A large urban pediatric human immunodeficiency virus (HIV) clinic in Lilongwe, Malawi.


To identify demographic and clinical risk factors for mortality in children co-infected with HIV and tuberculosis (TB).


A retrospective cohort study of HIV-infected children (aged <18 years) enrolled between October 2004 and October 2010 with at least one current or historical TB diagnosis. Descriptive statistics and logistic regression analyses were performed to determine factors associated with mortality.

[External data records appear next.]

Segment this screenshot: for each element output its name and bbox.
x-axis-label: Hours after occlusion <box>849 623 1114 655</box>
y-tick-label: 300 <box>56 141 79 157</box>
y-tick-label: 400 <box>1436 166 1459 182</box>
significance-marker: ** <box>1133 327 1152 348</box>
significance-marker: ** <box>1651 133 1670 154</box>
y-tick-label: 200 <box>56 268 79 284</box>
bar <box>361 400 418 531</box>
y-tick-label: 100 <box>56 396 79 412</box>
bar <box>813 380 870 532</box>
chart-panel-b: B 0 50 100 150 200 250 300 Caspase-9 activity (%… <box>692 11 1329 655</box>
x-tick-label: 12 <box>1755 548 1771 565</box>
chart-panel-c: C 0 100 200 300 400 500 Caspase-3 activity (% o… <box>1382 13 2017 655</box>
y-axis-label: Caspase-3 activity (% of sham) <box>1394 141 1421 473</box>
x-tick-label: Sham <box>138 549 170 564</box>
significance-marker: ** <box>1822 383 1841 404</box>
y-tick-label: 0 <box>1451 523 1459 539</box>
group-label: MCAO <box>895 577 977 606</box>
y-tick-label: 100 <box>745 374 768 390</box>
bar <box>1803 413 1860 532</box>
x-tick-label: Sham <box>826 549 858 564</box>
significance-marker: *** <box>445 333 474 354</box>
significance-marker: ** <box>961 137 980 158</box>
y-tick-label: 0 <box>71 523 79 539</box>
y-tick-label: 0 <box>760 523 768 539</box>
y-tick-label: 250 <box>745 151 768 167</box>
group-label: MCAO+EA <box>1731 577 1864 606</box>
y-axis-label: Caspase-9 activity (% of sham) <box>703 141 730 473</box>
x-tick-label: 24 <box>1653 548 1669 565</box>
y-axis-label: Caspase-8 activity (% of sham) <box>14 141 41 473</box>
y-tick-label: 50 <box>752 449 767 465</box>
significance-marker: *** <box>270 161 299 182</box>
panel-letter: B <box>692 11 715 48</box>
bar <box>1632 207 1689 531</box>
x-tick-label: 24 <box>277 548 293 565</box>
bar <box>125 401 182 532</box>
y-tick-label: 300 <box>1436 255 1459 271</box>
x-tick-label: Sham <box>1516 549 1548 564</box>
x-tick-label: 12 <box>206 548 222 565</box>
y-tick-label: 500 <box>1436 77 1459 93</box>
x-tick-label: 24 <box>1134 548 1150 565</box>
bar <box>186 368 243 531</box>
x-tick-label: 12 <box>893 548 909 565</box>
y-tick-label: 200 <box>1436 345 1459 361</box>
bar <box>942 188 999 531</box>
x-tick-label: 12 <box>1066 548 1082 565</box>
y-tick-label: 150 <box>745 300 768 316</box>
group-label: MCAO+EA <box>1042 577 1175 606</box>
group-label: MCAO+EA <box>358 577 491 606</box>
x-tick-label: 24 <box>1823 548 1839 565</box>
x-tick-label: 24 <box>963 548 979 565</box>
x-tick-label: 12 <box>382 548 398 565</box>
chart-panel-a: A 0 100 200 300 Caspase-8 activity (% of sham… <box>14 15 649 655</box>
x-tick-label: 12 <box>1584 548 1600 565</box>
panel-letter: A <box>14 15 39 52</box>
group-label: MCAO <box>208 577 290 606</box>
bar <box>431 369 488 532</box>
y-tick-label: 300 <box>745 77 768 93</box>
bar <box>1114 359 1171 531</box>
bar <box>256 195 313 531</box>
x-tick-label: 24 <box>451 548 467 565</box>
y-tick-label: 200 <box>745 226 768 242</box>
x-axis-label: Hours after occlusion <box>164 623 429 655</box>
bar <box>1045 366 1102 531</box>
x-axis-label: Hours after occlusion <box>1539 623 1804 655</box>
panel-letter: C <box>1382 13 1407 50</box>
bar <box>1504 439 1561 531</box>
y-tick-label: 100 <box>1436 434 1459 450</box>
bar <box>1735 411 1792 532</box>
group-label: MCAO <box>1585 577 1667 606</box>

A total of 1561 patients met the inclusion criteria, representing 32% of patients ever enrolled. Median age at TB diagnosis was 3.8 years (interquartile range 1.5-7.4); 60.9% had severe immune suppression and 47.6% of those with available data had some degree of acute malnutrition at TB diagnosis. Of the 1113 patients with known outcomes, 225 (20.2%) died. Children with TB-HIV co-infection not initiated on antiretroviral therapy (ART) at any time were 8.8 times more likely to die compared to those initiated on ART 0-2 months after initiation of anti-tuberculosis treatment (adjusted OR 8.83, 95%CI 4.42-17.63). Severe immunosuppression and World Health Organization Stage IV were also associated with mortality.


Pediatric TB-HIV co-infection is common and mortality is high in this cohort of Malawian children. Prompt initiation of ART should be emphasized in this high-risk patient population.